Sokirniy Ivan, Inam Haider, Tomaszkiewicz Marta, Reynolds Joshua, McCandlish David, Pritchard Justin
Huck Institute for the Life Sciences, University Park, PA 16802, United States.
Department of Biomedical Engineering, University Park, PA 16802, United States.
Nucleic Acids Res. 2025 Jul 19;53(14). doi: 10.1093/nar/gkaf738.

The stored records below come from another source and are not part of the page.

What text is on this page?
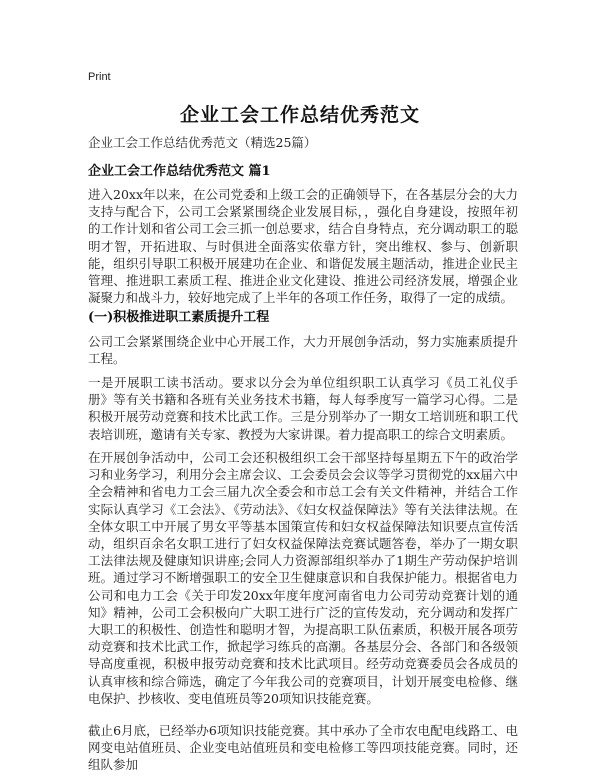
Print
企业工会工作总结优秀范文
企业工会工作总结优秀范文（精选25篇）
企业工会工作总结优秀范文 篇1

进入20xx年以来，在公司党委和上级工会的正确领导下，在各基层分会的大力支持与配合下，公司工会紧紧围绕企业发展目标，，强化自身建设，按照年初的工作计划和省公司工会三抓一创总要求，结合自身特点，充分调动职工的聪明才智，开拓进取、与时俱进全面落实依靠方针，突出维权、参与、创新职能，组织引导职工积极开展建功在企业、和谐促发展主题活动，推进企业民主管理、推进职工素质工程、推进企业文化建设、推进公司经济发展，增强企业凝聚力和战斗力，较好地完成了上半年的各项工作任务，取得了一定的成绩。

(一)积极推进职工素质提升工程

公司工会紧紧围绕企业中心开展工作，大力开展创争活动，努力实施素质提升工程。

一是开展职工读书活动。要求以分会为单位组织职工认真学习《员工礼仪手册》等有关书籍和各班有关业务技术书籍，每人每季度写一篇学习心得。二是积极开展劳动竞赛和技术比武工作。三是分别举办了一期女工培训班和职工代表培训班，邀请有关专家、教授为大家讲课。着力提高职工的综合文明素质。

在开展创争活动中，公司工会还积极组织工会干部坚持每星期五下午的政治学习和业务学习，利用分会主席会议、工会委员会会议等学习贯彻党的xx届六中全会精神和省电力工会三届九次全委会和市总工会有关文件精神，并结合工作实际认真学习《工会法》、《劳动法》、《妇女权益保障法》等有关法律法规。在全体女职工中开展了男女平等基本国策宣传和妇女权益保障法知识要点宣传活动，组织百余名女职工进行了妇女权益保障法竞赛试题答卷，举办了一期女职工法律法规及健康知识讲座;会同人力资源部组织举办了1期生产劳动保护培训班。通过学习不断增强职工的安全卫生健康意识和自我保护能力。根据省电力公司和电力工会《关于印发20xx年度年度河南省电力公司劳动竞赛计划的通知》精神，公司工会积极向广大职工进行广泛的宣传发动，充分调动和发挥广大职工的积极性、创造性和聪明才智，为提高职工队伍素质，积极开展各项劳动竞赛和技术比武工作，掀起学习练兵的高潮。各基层分会、各部门和各级领导高度重视，积极申报劳动竞赛和技术比武项目。经劳动竞赛委员会各成员的认真审核和综合筛选，确定了今年我公司的竞赛项目，计划开展变电检修、继电保护、抄核收、变电值班员等20项知识技能竞赛。

截止6月底，已经举办6项知识技能竞赛。其中承办了全市农电配电线路工、电网变电站值班员、企业变电站值班员和变电检修工等四项技能竞赛。同时，还组队参加
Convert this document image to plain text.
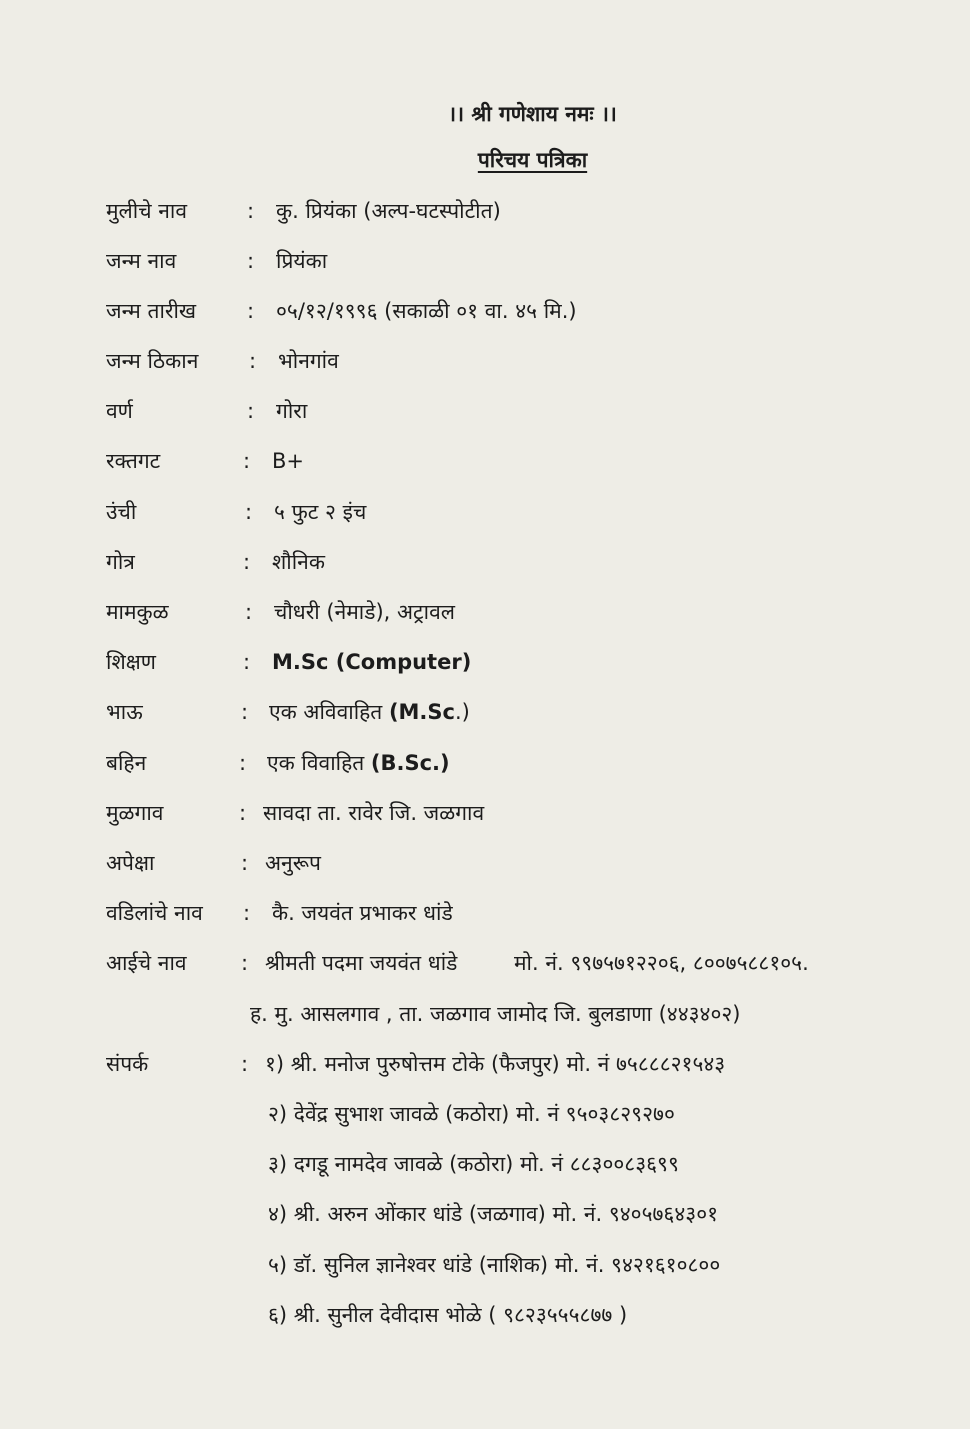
।। श्री गणेशाय नमः ।।
परिचय पत्रिका
मुलीचे नाव	: कु. प्रियंका (अल्प-घटस्पोटीत)
जन्म नाव	: प्रियंका
जन्म तारीख	: ०५/१२/१९९६ (सकाळी ०१ वा. ४५ मि.)
जन्म ठिकान	: भोनगांव
वर्ण	: गोरा
रक्तगट	: B+
उंची	: ५ फुट २ इंच
गोत्र	: शौनिक
मामकुळ	: चौधरी (नेमाडे), अट्रावल
शिक्षण	: M.Sc (Computer)
भाऊ	: एक अविवाहित (M.Sc.)
बहिन	: एक विवाहित (B.Sc.)
मुळगाव	: सावदा ता. रावेर जि. जळगाव
अपेक्षा	: अनुरूप
वडिलांचे नाव	: कै. जयवंत प्रभाकर धांडे
आईचे नाव	: श्रीमती पदमा जयवंत धांडे	मो. नं. ९९७५७१२२०६, ८००७५८८१०५.
ह. मु. आसलगाव , ता. जळगाव जामोद जि. बुलडाणा (४४३४०२)
संपर्क	: १) श्री. मनोज पुरुषोत्तम टोके (फैजपुर) मो. नं ७५८८८२१५४३
२) देवेंद्र सुभाश जावळे (कठोरा) मो. नं ९५०३८२९२७०
३) दगडू नामदेव जावळे (कठोरा) मो. नं ८८३००८३६९९
४) श्री. अरुन ओंकार धांडे (जळगाव) मो. नं. ९४०५७६४३०१
५) डॉ. सुनिल ज्ञानेश्वर धांडे (नाशिक) मो. नं. ९४२१६१०८००
६) श्री. सुनील देवीदास भोळे ( ९८२३५५५८७७ )
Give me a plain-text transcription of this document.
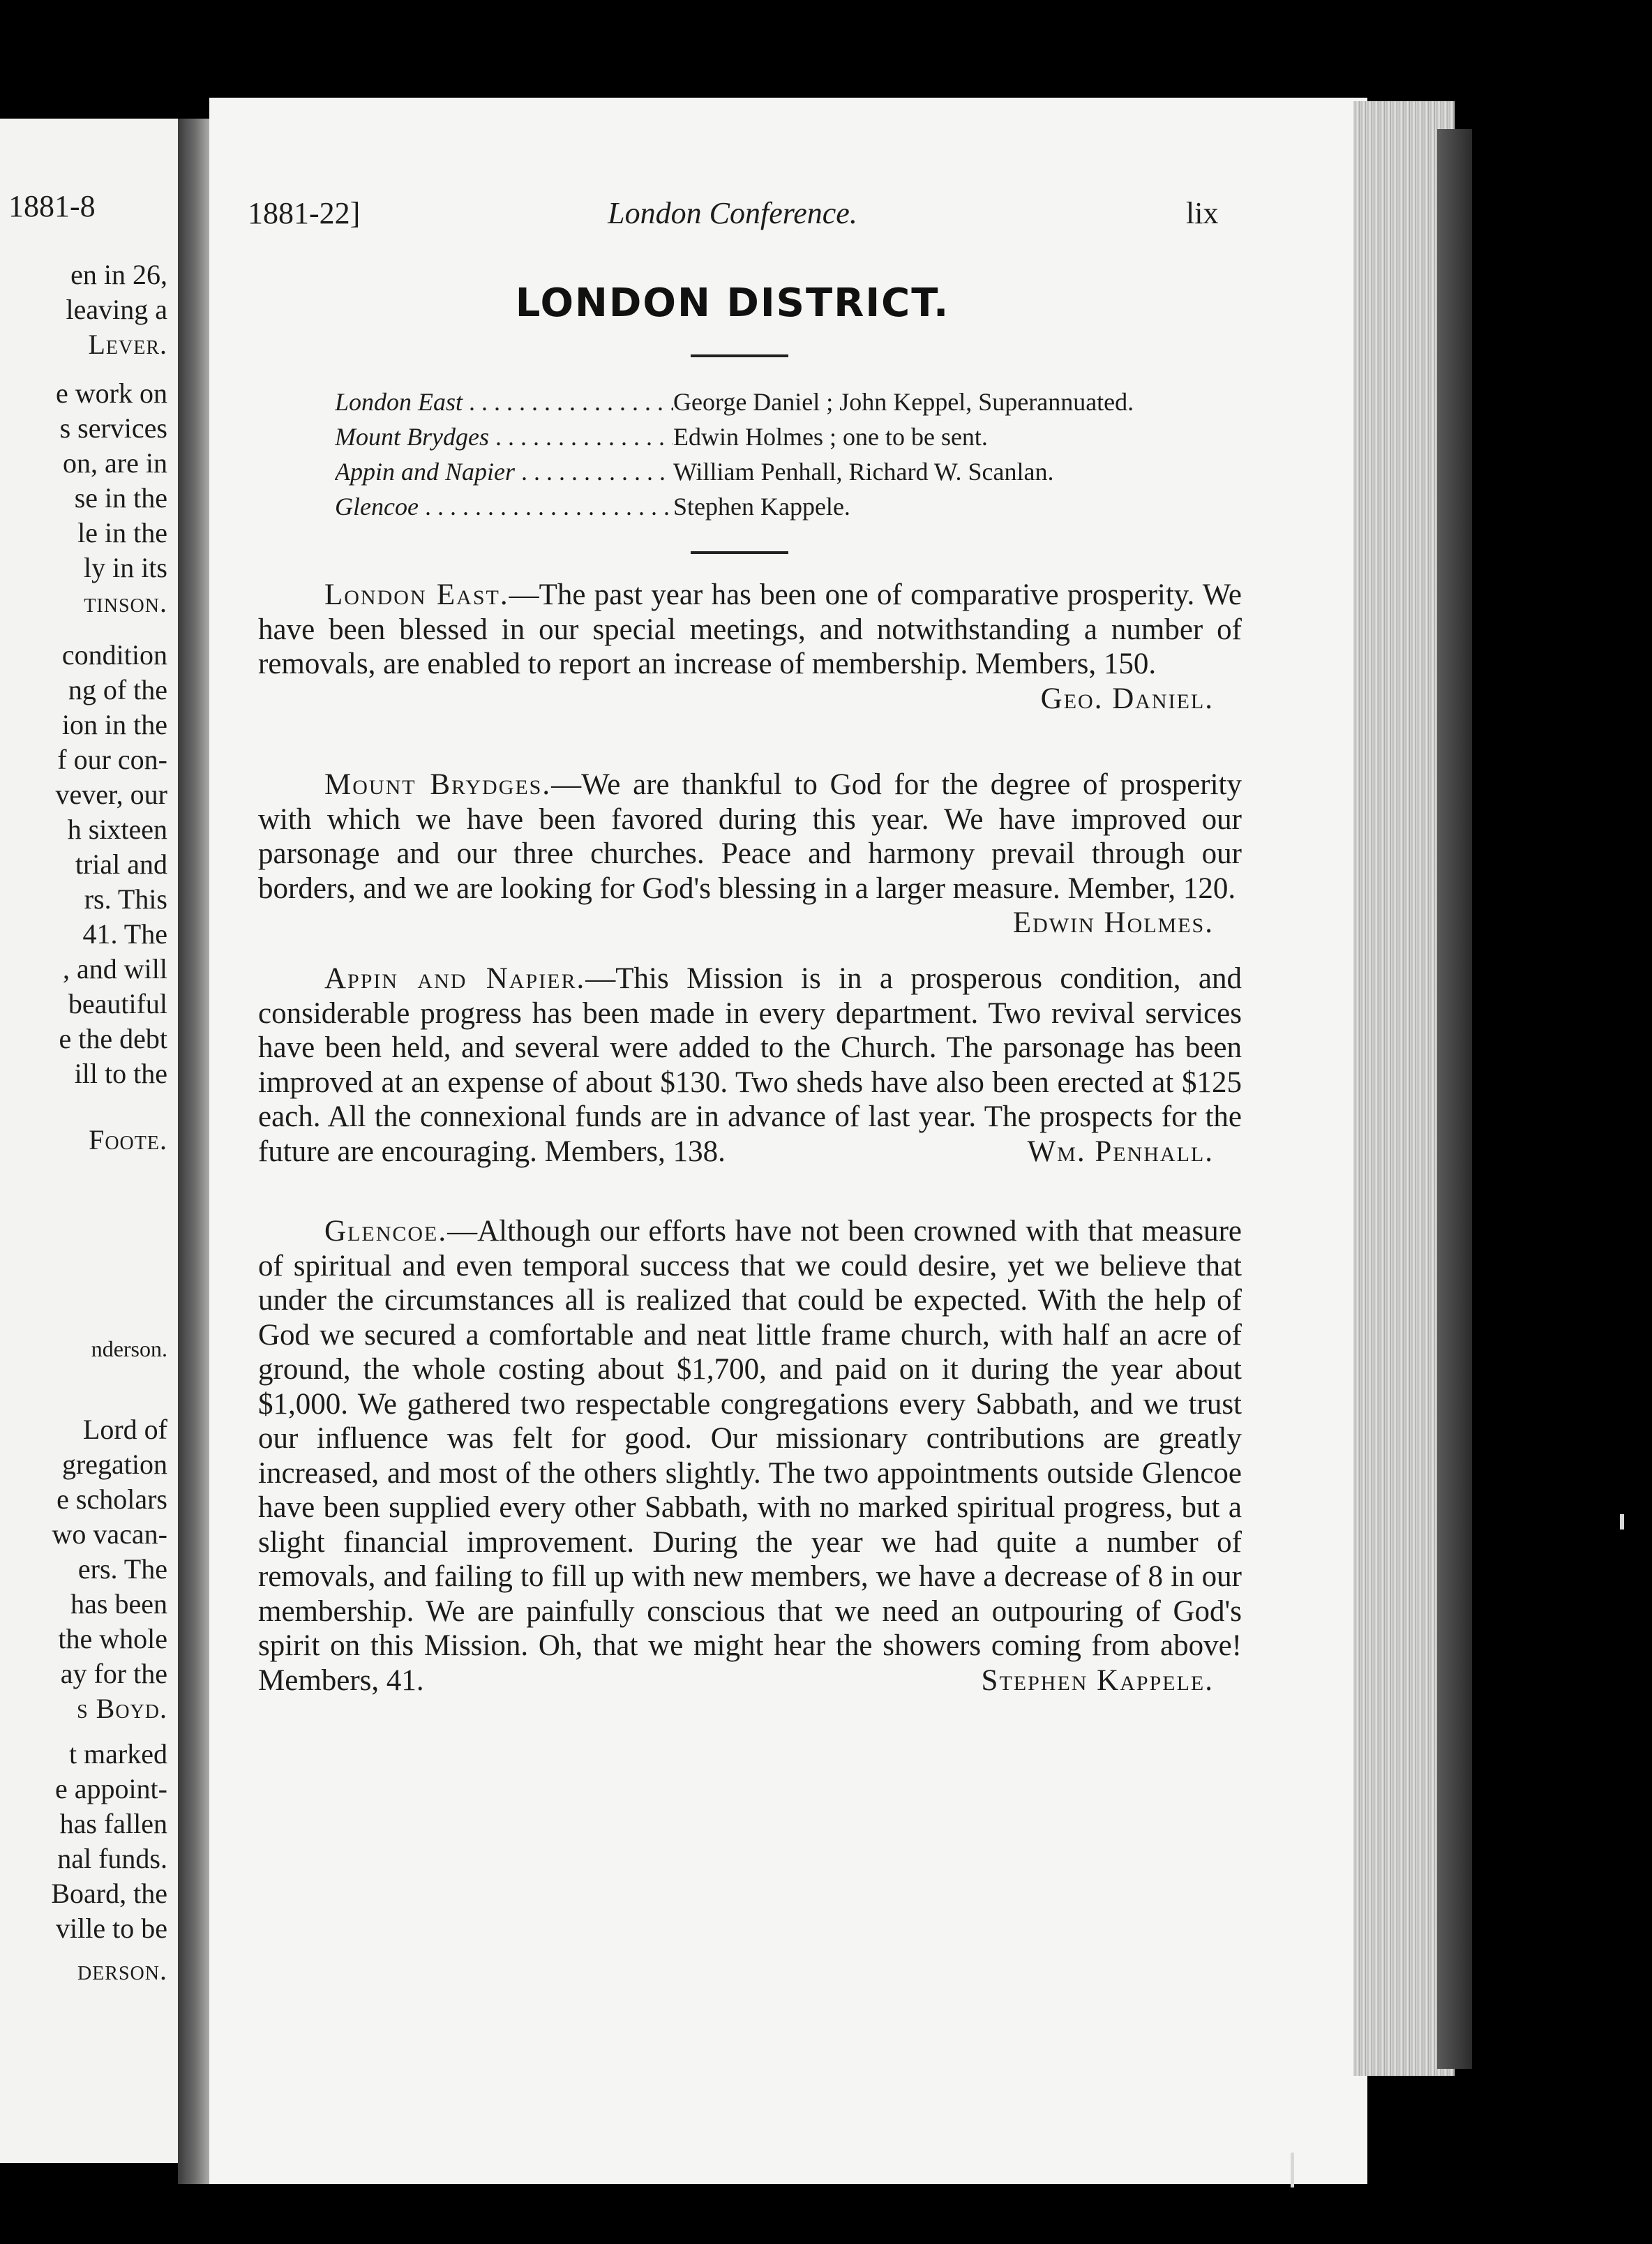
1881-8
en in 26,
leaving a
Lever.
e work on
s services
on, are in
se in the
le in the
ly in its
tinson.
condition
ng of the
ion in the
f our con-
vever, our
h sixteen
trial and
rs. This
41. The
, and will
beautiful
e the debt
ill to the
Foote.
nderson.
Lord of
gregation
e scholars
wo vacan-
ers. The
has been
the whole
ay for the
s Boyd.
t marked
e appoint-
has fallen
nal funds.
Board, the
ville to be
derson.
1881-22]	London Conference.	lix
LONDON DISTRICT.
London East . . .	George Daniel ; John Keppel, Superannuated.
Mount Brydges . . .	Edwin Holmes ; one to be sent.
Appin and Napier . . .	William Penhall, Richard W. Scanlan.
Glencoe . . .	Stephen Kappele.

London East.—The past year has been one of comparative prosperity. We have been blessed in our special meetings, and notwithstanding a number of removals, are enabled to report an increase of membership. Members, 150.
Geo. Daniel.

Mount Brydges.—We are thankful to God for the degree of prosperity with which we have been favored during this year. We have improved our parsonage and our three churches. Peace and harmony prevail through our borders, and we are looking for God's blessing in a larger measure. Member, 120.
Edwin Holmes.

Appin and Napier.—This Mission is in a prosperous condition, and considerable progress has been made in every department. Two revival services have been held, and several were added to the Church. The parsonage has been improved at an expense of about $130. Two sheds have also been erected at $125 each. All the connexional funds are in advance of last year. The prospects for the future are encouraging. Members, 138.	Wm. Penhall.

Glencoe.—Although our efforts have not been crowned with that measure of spiritual and even temporal success that we could desire, yet we believe that under the circumstances all is realized that could be expected. With the help of God we secured a comfortable and neat little frame church, with half an acre of ground, the whole costing about $1,700, and paid on it during the year about $1,000. We gathered two respectable congregations every Sabbath, and we trust our influence was felt for good. Our missionary contributions are greatly increased, and most of the others slightly. The two appointments outside Glencoe have been supplied every other Sabbath, with no marked spiritual progress, but a slight financial improvement. During the year we had quite a number of removals, and failing to fill up with new members, we have a decrease of 8 in our membership. We are painfully conscious that we need an outpouring of God's spirit on this Mission. Oh, that we might hear the showers coming from above! Members, 41.	Stephen Kappele.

Variant annotation is a crucial objective in mammalian functional genomics. Deep mutational scanning (DMS) using saturation libraries of complementary DNAs (cDNAs) is a well-established method for annotating human gene variants, but CRISPR base editing (BE) is emerging as an alternative. However, questions remain about how well high-throughput BE measurements can annotate variant function and the extent of downstream experimental validation required. This study is the first direct comparison of cDNA DMS and BE in the same lab and cell line. We focus on how well short guide RNA (sgRNA) depletion or enrichment is explained by the predicted edits within the editing "window" defined by the sgRNA. The most likely predicted edits enhance the agreement between a "gold standard" DMS dataset and a BE screen. A simple filter for sgRNAs making single edits in their window could sufficiently annotate a large proportion of variants directly from sgRNA sequencing of large pools. When multi-edit guides are unavoidable, directly measuring edits in medium-sized validation pools can recover high-quality variant annotation data. Our data show a surprisingly high degree of correlation between base editor data and gold standard DMS. We suggest that the main variable measured in base editor screens is the desired base edits.
变异注释是哺乳动物功能基因组学中的一个关键目标。使用互补DNA(cDNA)饱和文库进行深度突变扫描(DMS)是一种成熟的注释人类基因变异的方法,但CRISPR碱基编辑(BE)正在成为一种替代方法。然而,关于高通量BE测量在注释变异功能方面的效果以及所需下游实验验证的程度,仍然存在问题。本研究是在同一实验室和细胞系中对cDNA DMS和BE进行的首次直接比较。我们关注的是,在由sgRNA定义的编辑“窗口”内,预测编辑对短引导RNA(sgRNA)的缺失或富集的解释程度。最有可能的预测编辑增强了“金标准”DMS数据集与BE筛选之间的一致性。对在其窗口内进行单编辑的sgRNA进行简单过滤,就可以直接从大池的sgRNA测序中充分注释很大一部分变异。当不可避免地出现多编辑引导时,直接在中等规模的验证池中测量编辑可以恢复高质量的变异注释数据。我们的数据显示,碱基编辑器数据与金标准DMS之间存在惊人的高度相关性。我们认为,在碱基编辑器筛选中测量的主要变量是所需的碱基编辑。